Of the seventeen operas Handel wrote to star the Italian castrato Senesino, Giulio Cesare in Egitto is the most popular, and the one performed most often. It is a dramma per musica filled with ironic hints, and based on power and sex intrigues in ancient Rome. The 38-year-old Handel wrote it in England when his imported Italian-style operas started to fall out of favour.

© Andrea Messana
© Andrea Messana

This production in the opulent Palais Garnier is almost the same as it was when it was last performed here two years ago: the stage set is the storeroom of a museum in Cairo, filled with huge, ancient statues, wrapped or unwrapped, which come alive, moving and singing. Various periods of history are juxtaposed while museum workers bring in and take away antiques, moving them continually and interfering with the action.

The stage director and costume designer, Laurent Pelly, whose imaginative staging of Rameau’s Platée in the same place is still remembered, took a risk this time by opting for only one setting, instead of the twelve imagined by Handel. And by his emphasising opera buffa elements, the singers were often overshadowed by the comedy, at the expense of character development.

We can easily imagine the immensity of the challenge faced by the cast (especially the countertenors) when we consider the cavernous acoustic of the Palais Garnier, designed in the 19th century primarily for ballet, and certainly not for Baroque opera. The auditorium is furnished with a heavy carpet – infamous for dampening acoustics, and of a kind no longer to be found in any other Parisian opera house.

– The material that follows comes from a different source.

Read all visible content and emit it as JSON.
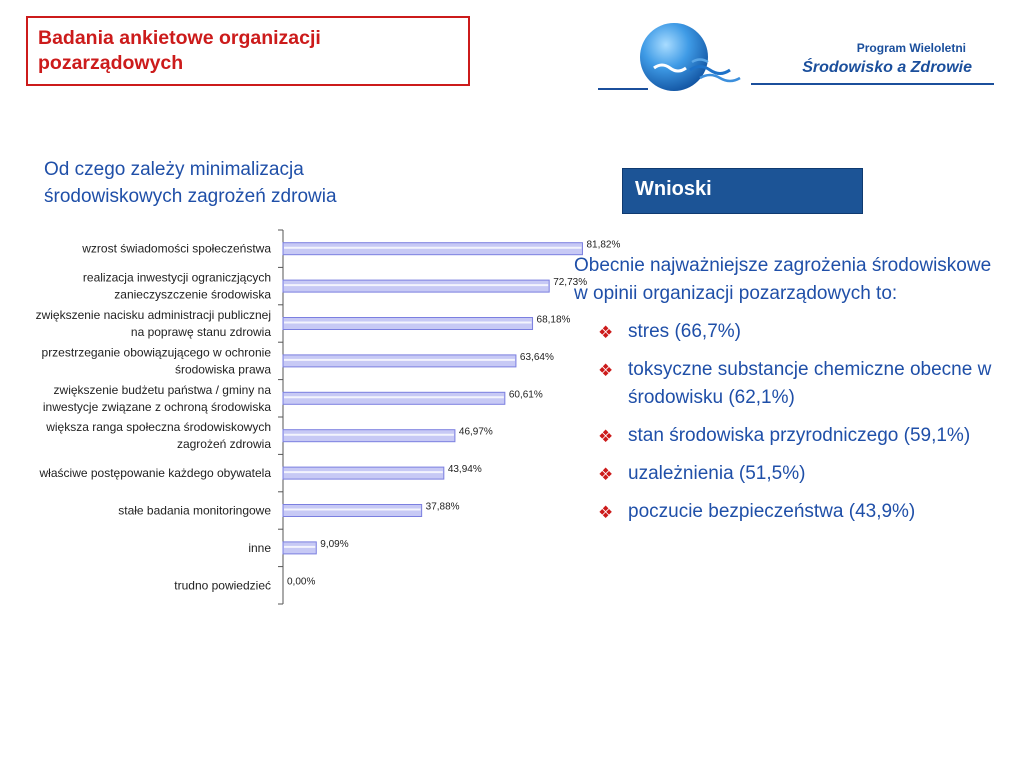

But despite the unimaginative staging and colossal demands on the cast, as well as the absence of Natalie Dessay (who took the star role of Cleopatra two years ago), the dramatic tension and the audience’s attention were successfully held for almost five hours, mainly thanks to the outstanding vocalists.

The most convincing were the two countertenors, each one brilliant in his own way: the moving and sophisticated Lawrence Zazzo in the title role, and the wild and thrilling Christophe Dumaux as Tolomeo. And not to mention the exquisite Armenian mezzo Varduhi Abrahamyan, who totally eclipsed all previous Cornelias.

Lawrence Zazzo as Cesare, in a monochrome costume a living statue of the emperor, sang with thrilling vocal subtlety, precision and sense of nuance, and managed with a unique grace to escape from the ambient stiffness and the one-dimensional, cartoonish nature of the stage director’s reading of this part. His expressivity was measured, and his coloratura more rounded and dazzling than ever before. The refinement of his velvet timbre, strong low register and effortlessly rendered legatos made even the risky and revealing “Empio, diro, tu sei” sound flawless, sincere and free from heavy Baroque formalism.

In the love duet “Caro, bella!” with Sandrine Piau (Cleopatra), Zazzo successfully brought to life Cesare’s most fragile and human side with natural grace and maturity without ever succumbing to maudlin gloom. Sandrine Piau, in the role of Cleopatra, was almost convincing as the infatuated Egyptian ruler, though her opening “Non disperar” lacked sparkle and her coloratura was often too close to the sharp side.

As Cleopatra’s brother Tolomeo, French countertenor Christophe Dumaux demonstrated once more why several opera companies insist on having him in this role. His Tolomeo in last year’s scandalous Cesare production at the Salzburg Festival highlighted his huge theatrical talent and remarkable vocal capacity, often unjustifiably left in the shadows. Without a doubt the best French countertenor, as René Jacobs recently remarked, Dumaux never gives a performance that lacks personality. And though Pelly’s staging and costume reduced Tolomeo to an almost comic character, Christophe Dumaux, with his unique and dazzling alto timbre, virtuously rounded in the middle and low ranges, successfully reminded us one more time that Handel’s works are primarily all about flesh, blood and passion.

Mezzo-soprano Varduhi Abrahamyan was one of the best Cornelias I have ever heard and, just like Christophe Dumaux, certainly deserves much more attention from opera companies. Karine Deshayes sang Sesto without the requisite emotional involvement and depth, thereby failing to persuade us that “Svegliatevi nel core” and “L’angue ofesso mai riposa” are among the most inventive and vibrant melodies Handel ever wrote. Dominique Visse with his inimitable timbre, was, as always, a perfect Nireno.

Though Emannuelle Haïm’s hefty and all-too-often harsh conducting sometimes lacked nuance – and, oddly enough, suited Laurent Pelly’s staging – this production of Giulio Cesare is still opera to savour.